Переплывшие океан (Гладьо) - страница 28

Но здесь меня, мои звуки разворовывают, как в дни безвластия, и я лишь отражение паршивых песен в грязном, разбитом зеркале. Я прилагаю усилия, чтобы раскрыться, но вечная моя трезвость давит к строгой поверхности. Слава Богу, что рядом Сал.

Уже не так страшно притягиваться в центр движения, и мы соединяемся с Нан, Чальбим, Валире и Персиа в языческий хоровод из крепко связанных ладоней. Как здорово кружиться! Мы бежим так скоро, почти размыкаются руки, но одними пальцами мы цепляемся друг в друга и продолжаем весенний обряд.

Размыкается один край и ведет лентой по полю. Другой смотрит назад, наклонив смеющуюся голову вправо, и захватывает в плен танца угодных, каких меньшинство.

Лента растет, заглатывает новую ткань и растет вновь. Вьется, развевается, краснота и смех, пока не повалится, не распадется от усталости.

Мы вновь на скамье под сетью, скрывающей часть звездного неба.
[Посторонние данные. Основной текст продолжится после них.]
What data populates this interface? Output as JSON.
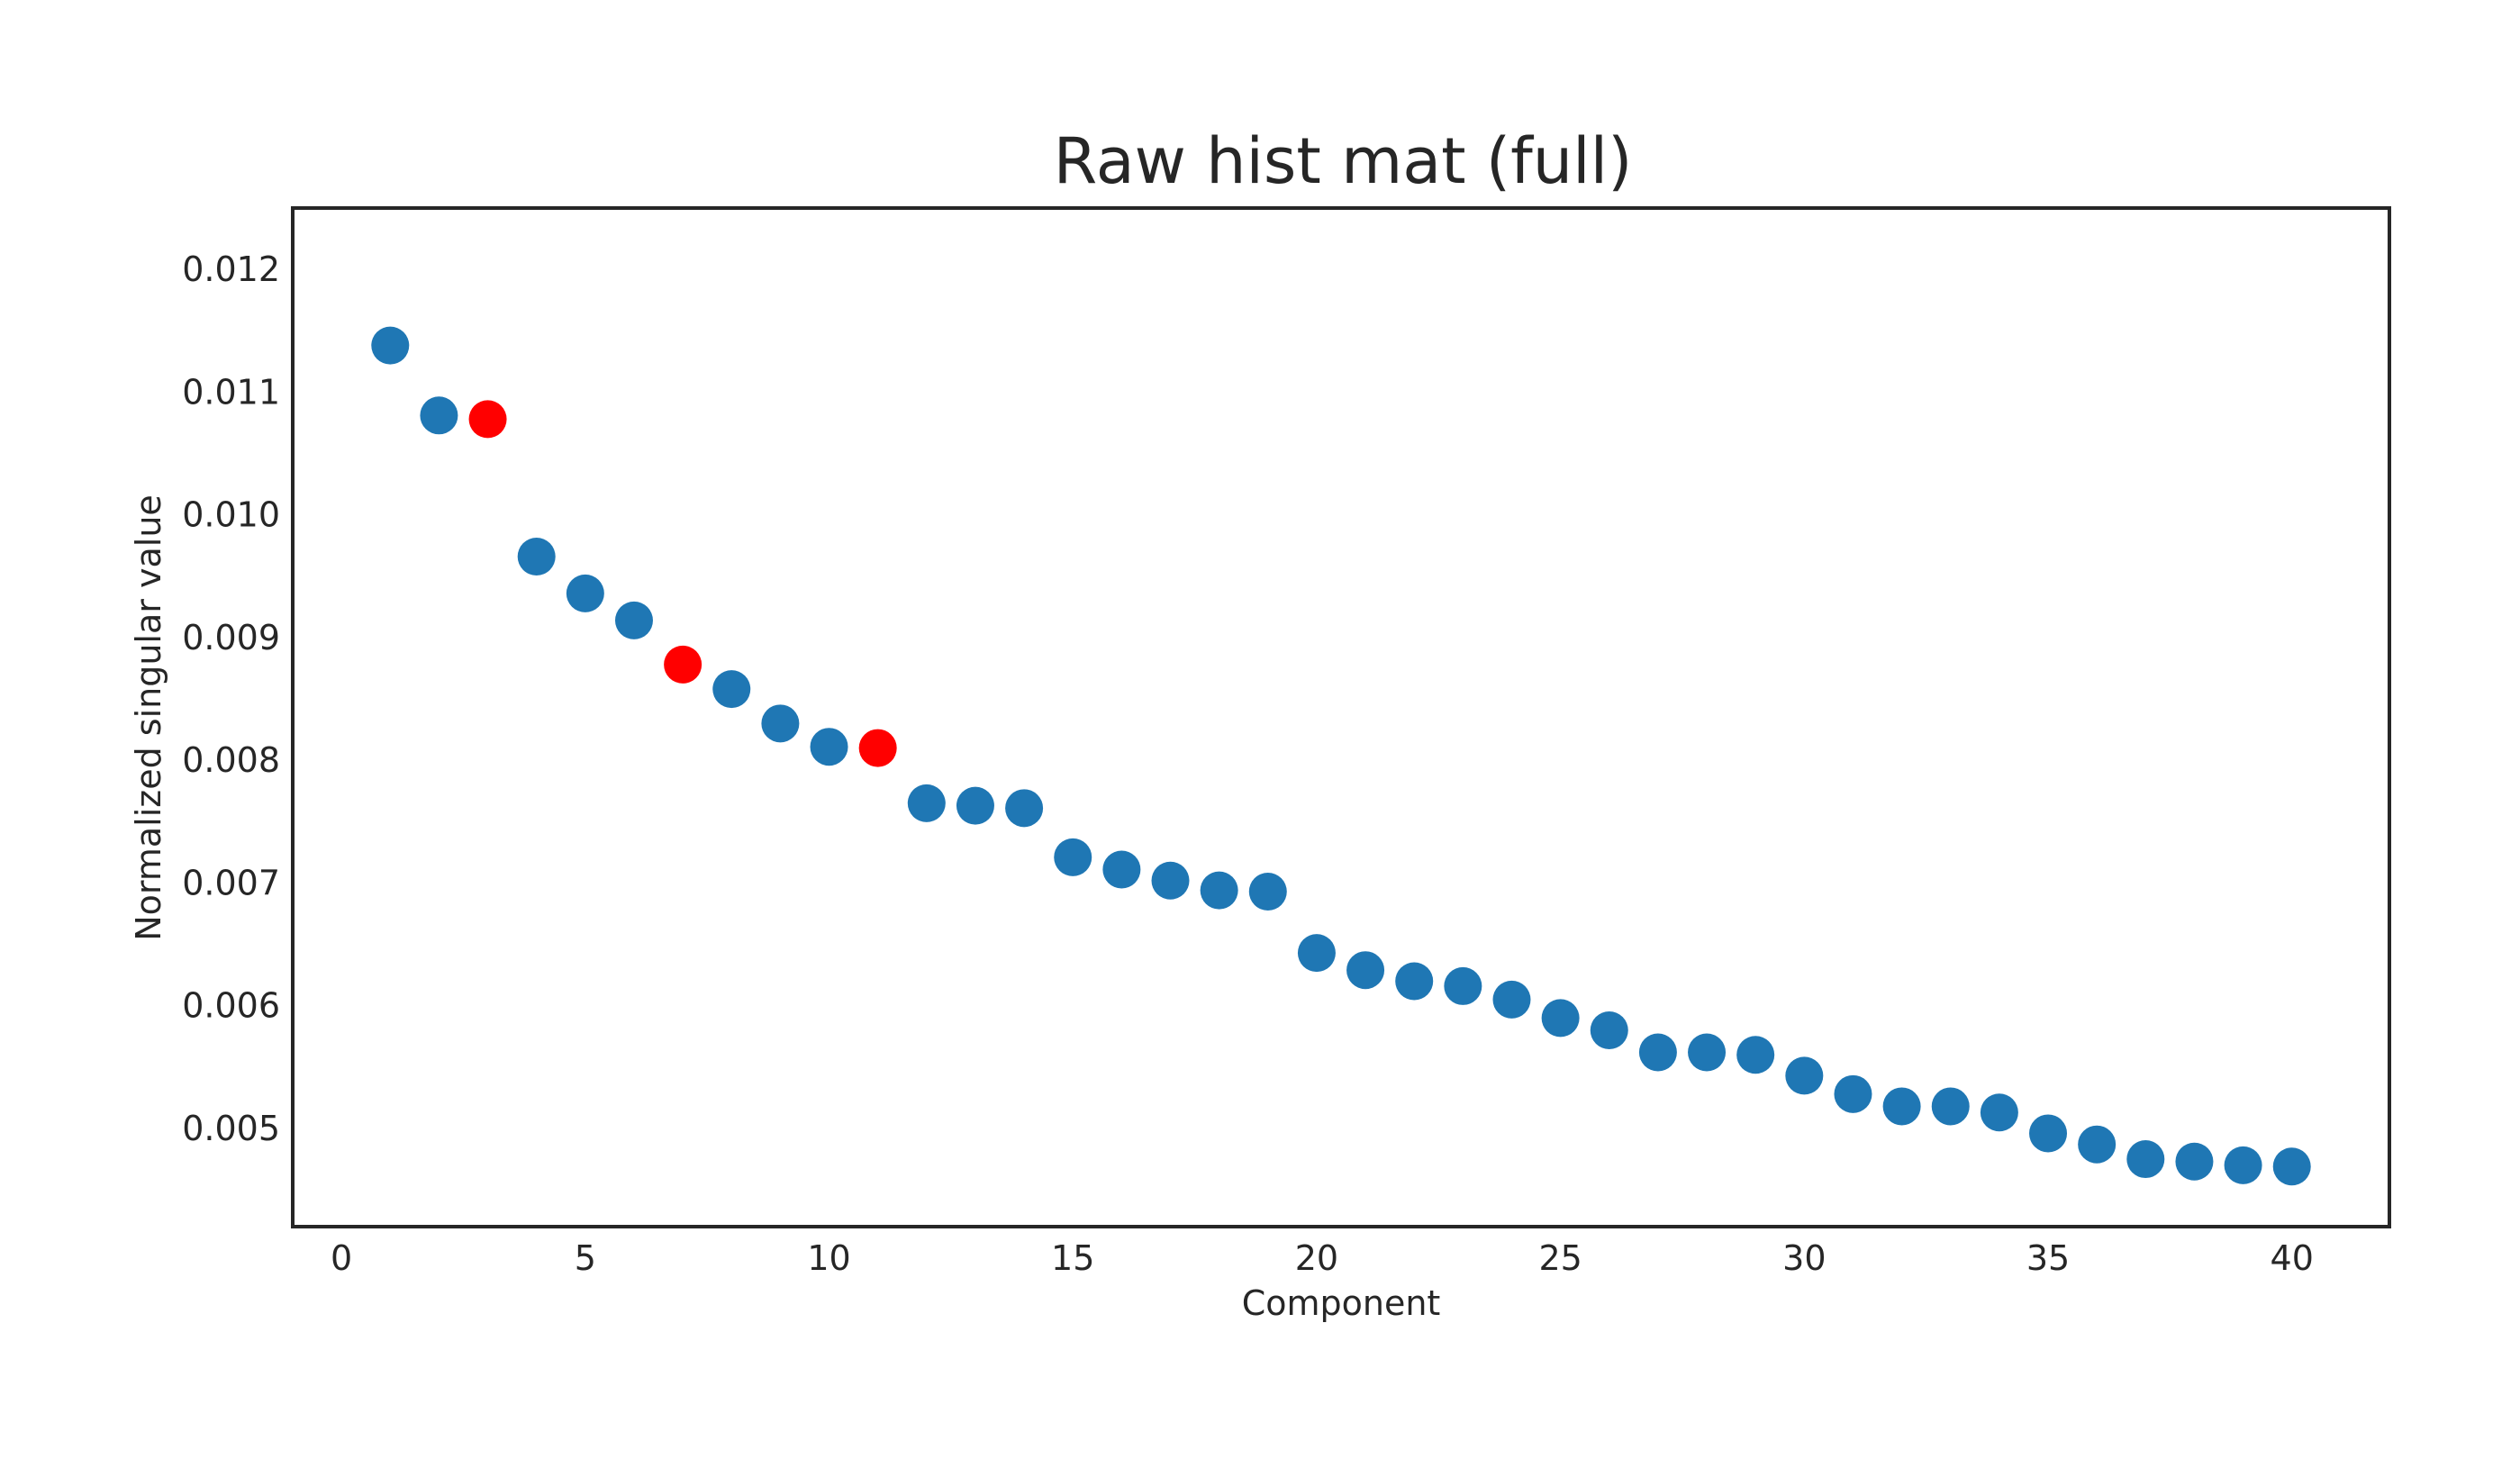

Дышим жадно, смотрим вокруг. Впереди старшая группа атлетов – юношей, чьи чрезмерно развитые физические данные компенсируют отсутствие здравого смысла. Их окружает громкий и низкий смех, толчки, не самые удачные стойки на руках, почти животное поведение.

Влечение к ним, порой открытое и совсем не скрываемое, всей нашей команды для меня тошнотворно. Оно одинаково для каждой, что смотрит на них так навязчиво, теряя последние остатки достоинства. Если ее отчаяние выливается за край, она подойдет к одному из идеально сложенных тел и попытается заговорить, но вместо слов из ее рта посыплются обрубки и обрывки фраз, до грусти нелепые, утихающие, даже не набрав громкости. Даже Сал и Нан каждый вечер пытаются втянуть меня в беседу о чьих-то глазах с синим узором, или волосах, выжженых солнцем, но оставшихся мягкими, или иных частях тела, ими обожествляемых.

Мне всегда неловко слушать это откровения. Почему-то мне верилось и верится до сих пор, что подобные подробности не должны покидать пределы защищенного храма разума. Выворачивать их наружу, показывая другим, значит быть уязвимым. Поэтому я не делюсь. Лишь наблюдаю и слушаю, не без стыда вторгаясь в чужое грязное и скомканное хранилище чувств.

Мы продолжаем смотреть, и я нахожу глазами Одейна. У него красивое лицо, оно восхищает меня, как объект высокого искусства или красочное, закатное облако. Его тело – баланс высоты и стройности – было создано, чтобы сливаться с водой и с плавной мощью пролетать дистанции. Острые черты костей дополняет мощная, но не слишком выделяющаяся мускулатура. Он смотрит чисто, невинно. Его улыбку не очерняет низкое окружение.